An elderly woman who was recently admitted to a Columbian hospital after suffering from severe stomach pains found out the problem was much stranger than some bad takeout.

At first the doctor thought the 82-year-old woman was suffering from gastro-enteritis (a contagious diarrheal condition), NTD Television reported.

Upon closer examination, doctors concluded the source of the pain was from a fetus that had been sitting in the woman's abdomen for 40 years.

"An 82-year-old patient who arrived at emergency services on December 8 with diarrhea and in the medical exam the medic who was looking over (the patient) noted something abnormal in her abdomen and ordered an exam thinking that perhaps it was gallstones. An ultrasound was done and it wasn't positive. Then, an abdominal radiography was ordered which located a tumor in the abdominal cavity which concluded that it was a fetus in the woman's abdomen," Dr. Kemer Ramirez, a doctor at Bogota's Tunjuelito Hospital told NTD.

The phenomenon, called lithopedion or "stone-child syndrome," occurred because the fetus started to develop in the abdomen as opposed to the uterus.

"This happens because the fetus does not develop in the uterus because it has moved to another place.
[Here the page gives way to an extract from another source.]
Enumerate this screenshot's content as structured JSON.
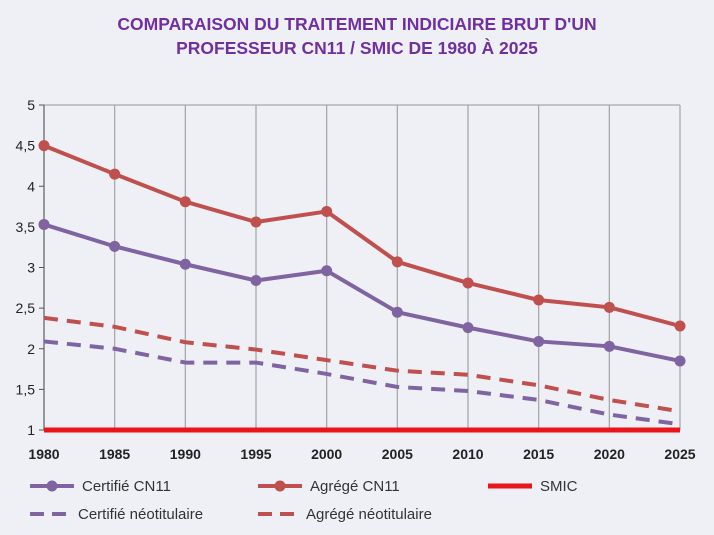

In this case, the abdominal part of the woman is not a viable [place] and this is what happened, a calcified fetus because the body is generating defense mechanisms and it is calcified until it stays there encapsulated," Ramirez said.

This is by far not the first case lithopedion seen by medical experts, but the condition is extremely rare. One in every 11,000 fetuses will develop abdominally; out of this number only around 1.5 percent will develop into lithopedion.

The first lithopedion case was seen as far back as the year 1582. An autopsy of a 68-year-old woman showed she had carried a "stone child" for 28 years, Journal of the Royal Society of Medicine reported.